Largo dos Colegiais, 2, Apartado 94, 7002-554 Évora, Portugal
E-mail: carvalhoze10@hotmail.com | ORCID: https://orcid.org/0000-0002-1479-2155

Deu à estampa em junho de 2022, pela mão das Edições Húmus e com a chancela do CICS.NOVA/Edições, o título Atores da educação musical. Etnografia nos programas socioculturais El Sistema, Neojiba, Orquestra Geração (355 págs.), da autoria de Alix Didier Sarrouy.

Como o título enuncia, o assunto do livro é a utilização da música para fins educativos junto de populações jovens residentes em ambientes urbanos socioeconomicamente desfavorecidos, tendo como unidade de análise três núcleos — Santa Rosa de Agua, Bairro da Paz e Miguel Torga — pertencentes a três programas socioculturais desenvolvidos em latitudes diversas, respetivamente o El Sistema (Venezuela), o Neojiba (Brasil) e o Orquestra Geração (Portugal).

No capítulo introdutório, o autor posiciona-se num lugar fronteiriço entre os mundos da arte e da educação, ou, como chega a escrever, nos “mundos da arte-educação” (p. 253), definindo as linhas mestras das correntes teóricas seguidas, a saber, o pragmatismo clássico estadunidense, o interacionismo simbólico e a Escola de Chicago. Procurando visar a arte musical na “espessura das ações” (p. 32), Sarrouy enaltece o seu elo com a vida, na medida em que constitui uma “experiência” (Dewey, 2010) situada no tempo e no espaço que “resulta da vida em sociedade” (p. 32), podendo servir de “instrumento para atingir fins que a ultrapassam” (p. 22). Porque inserida na teia de interações estabelecidas em cada um dos núcleos, a obra de arte é considerada mais como um processo do que um resultado final: “se o objetivo musical pode servir de motor, é sobretudo no processo que se focalizam os numerosos ensinamentos dos professores junto dos alunos” (p. 246). O que conduz ao questionamento de como pode a música constituir um instrumento valioso para a prossecução de uma educação de qualidade, isto é, para o desenvolvimento pessoal e social dos jovens que frequentam os núcleos.

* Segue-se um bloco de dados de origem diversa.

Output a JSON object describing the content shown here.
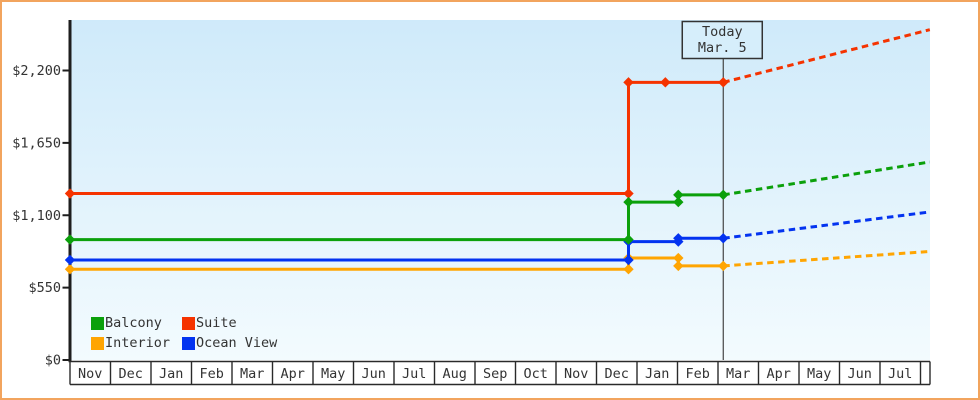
{
  "colors": {
    "frame_border": "#f2a45e",
    "axis": "#1e1e1e",
    "text": "#333333",
    "plot_bg_top": "#cfeafa",
    "plot_bg_bottom": "#f3fbfe",
    "today_box_fill": "#d6eefb",
    "today_line": "#444444"
  },
  "legend": {
    "items": [
      {
        "label": "Balcony",
        "color": "#0ba00b"
      },
      {
        "label": "Suite",
        "color": "#f53300"
      },
      {
        "label": "Interior",
        "color": "#ffa502"
      },
      {
        "label": "Ocean View",
        "color": "#0333f0"
      }
    ]
  },
  "chart_data": {
    "type": "line",
    "x_unit": "months_after_first_Nov",
    "notes": "points are [month_index, price_usd]; 13.79 ~ Dec 24, 14.7 ~ Jan 22, 15.02 ~ Feb 1, 16.13 ~ Mar 5 (today), 21.23 = right edge of plot; prices estimated from gridlines; dashed segments are projected future prices",
    "y_axis": {
      "max": 2200,
      "ticks": [
        {
          "label": "$0",
          "value": 0
        },
        {
          "label": "$550",
          "value": 550
        },
        {
          "label": "$1,100",
          "value": 1100
        },
        {
          "label": "$1,650",
          "value": 1650
        },
        {
          "label": "$2,200",
          "value": 2200
        }
      ]
    },
    "x_axis": {
      "month_labels": [
        "Nov",
        "Dec",
        "Jan",
        "Feb",
        "Mar",
        "Apr",
        "May",
        "Jun",
        "Jul",
        "Aug",
        "Sep",
        "Oct",
        "Nov",
        "Dec",
        "Jan",
        "Feb",
        "Mar",
        "Apr",
        "May",
        "Jun",
        "Jul"
      ]
    },
    "today": {
      "m": 16.13,
      "label_line1": "Today",
      "label_line2": "Mar. 5"
    },
    "series": [
      {
        "name": "Suite",
        "color": "#f53300",
        "points_solid": [
          [
            0,
            1265
          ],
          [
            13.79,
            1265
          ],
          [
            13.79,
            2110
          ],
          [
            16.13,
            2110
          ]
        ],
        "markers": [
          [
            0,
            1265
          ],
          [
            13.79,
            1265
          ],
          [
            13.79,
            2110
          ],
          [
            14.7,
            2110
          ],
          [
            16.13,
            2110
          ]
        ],
        "points_projected": [
          [
            16.13,
            2110
          ],
          [
            21.23,
            2510
          ]
        ]
      },
      {
        "name": "Interior",
        "color": "#ffa502",
        "points_solid": [
          [
            0,
            690
          ],
          [
            13.79,
            690
          ],
          [
            13.79,
            775
          ],
          [
            15.02,
            775
          ],
          [
            15.02,
            715
          ],
          [
            16.13,
            715
          ]
        ],
        "markers": [
          [
            0,
            690
          ],
          [
            13.79,
            690
          ],
          [
            13.79,
            775
          ],
          [
            15.02,
            775
          ],
          [
            15.02,
            715
          ],
          [
            16.13,
            715
          ]
        ],
        "points_projected": [
          [
            16.13,
            715
          ],
          [
            21.23,
            825
          ]
        ]
      },
      {
        "name": "Ocean View",
        "color": "#0333f0",
        "points_solid": [
          [
            0,
            760
          ],
          [
            13.79,
            760
          ],
          [
            13.79,
            900
          ],
          [
            15.02,
            900
          ],
          [
            15.02,
            925
          ],
          [
            16.13,
            925
          ]
        ],
        "markers": [
          [
            0,
            760
          ],
          [
            13.79,
            760
          ],
          [
            13.79,
            900
          ],
          [
            15.02,
            900
          ],
          [
            15.02,
            925
          ],
          [
            16.13,
            925
          ]
        ],
        "points_projected": [
          [
            16.13,
            925
          ],
          [
            21.23,
            1125
          ]
        ]
      },
      {
        "name": "Balcony",
        "color": "#0ba00b",
        "points_solid": [
          [
            0,
            915
          ],
          [
            13.79,
            915
          ],
          [
            13.79,
            1200
          ],
          [
            15.02,
            1200
          ],
          [
            15.02,
            1255
          ],
          [
            16.13,
            1255
          ]
        ],
        "markers": [
          [
            0,
            915
          ],
          [
            13.79,
            915
          ],
          [
            13.79,
            1200
          ],
          [
            15.02,
            1200
          ],
          [
            15.02,
            1255
          ],
          [
            16.13,
            1255
          ]
        ],
        "points_projected": [
          [
            16.13,
            1255
          ],
          [
            21.23,
            1505
          ]
        ]
      }
    ]
  }
}
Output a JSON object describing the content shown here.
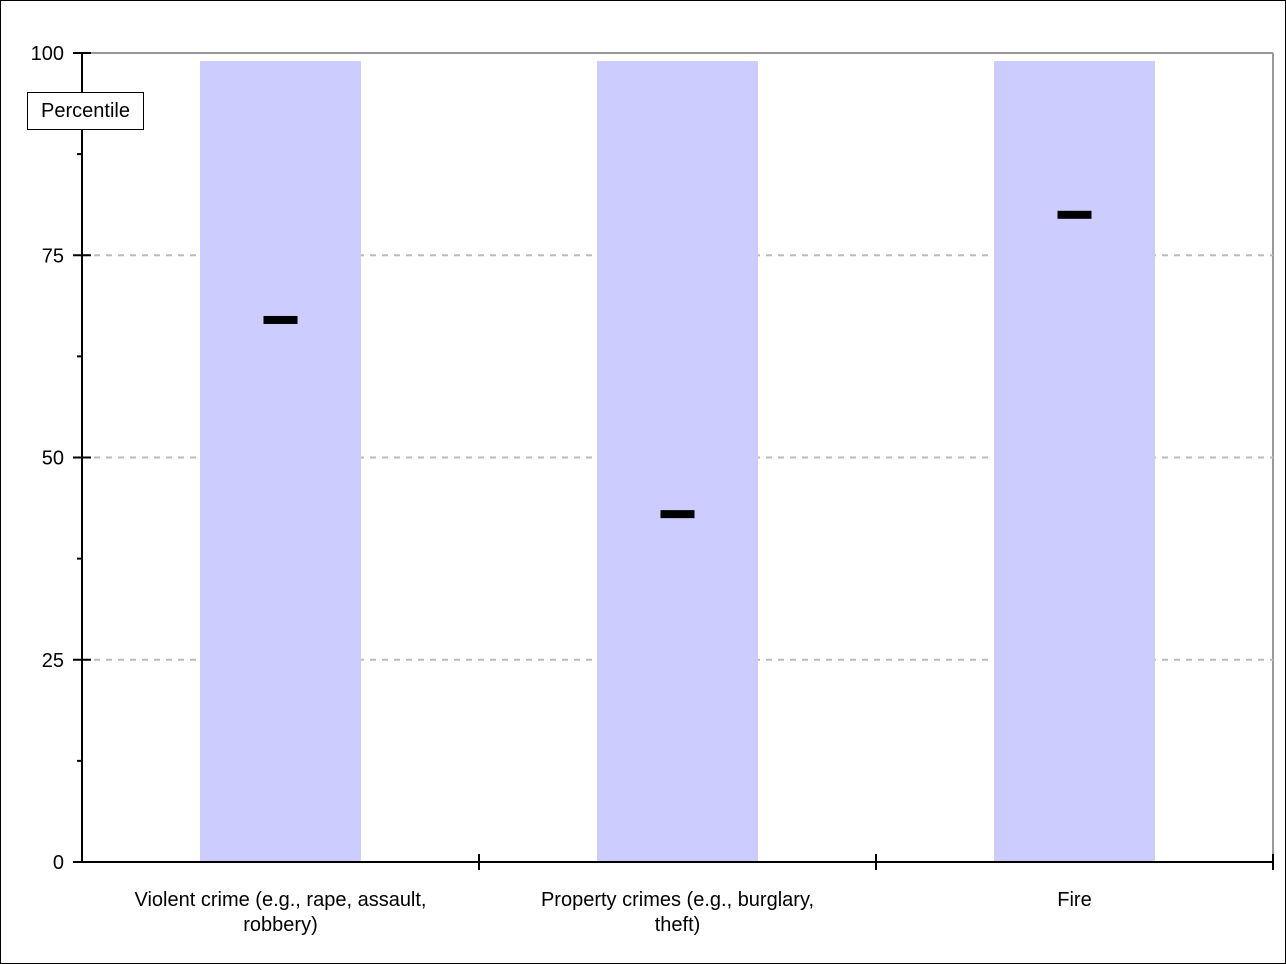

Ainda no capítulo introdutório Sarrouy apresenta as principais opções metodológicas. O núcleo, entendido como “espaço físico situado no tempo, onde decorre a ação socioeducativa” (pp. 37-38) com o objetivo de “atingir resultados junto dos jovens alunos através do ensino da música sinfónica” (p. 255), é o ponto onde arte e educação se cruzam, formando, por isso, “o sujeito e a problemática da investigação” (p. 37). Dada a natureza situada do processo musical, os “resultados dos núcleos dependem da relação entre os seus atores diretos (…) e das condições de trabalho que os objetos e o espaço possibilitam” (p. 255), elementos cuja indagação requereu o desenvolvimento de “metodologias qualitativas de ordem empírica e compreensiva” (pp. 35-36) que leva a sério aquilo que os atores dizem e fazem. Mantendo um “foco conscientemente indefinido” (p. 37) à partida, Sarrouy aplica as “artes da escuta, da observação e do diálogo” (p. 43) no curso da sua etnografia, demonstrando uma adaptação bem conseguida às diferentes capacidades expressivas dos atores, após o que realiza um trabalho de indução assente, sobretudo, na observação das situações concretas, posteriormente descritas detalhada e espessamente, e na condução de entrevistas semiestruturadas, seguidamente codificadas.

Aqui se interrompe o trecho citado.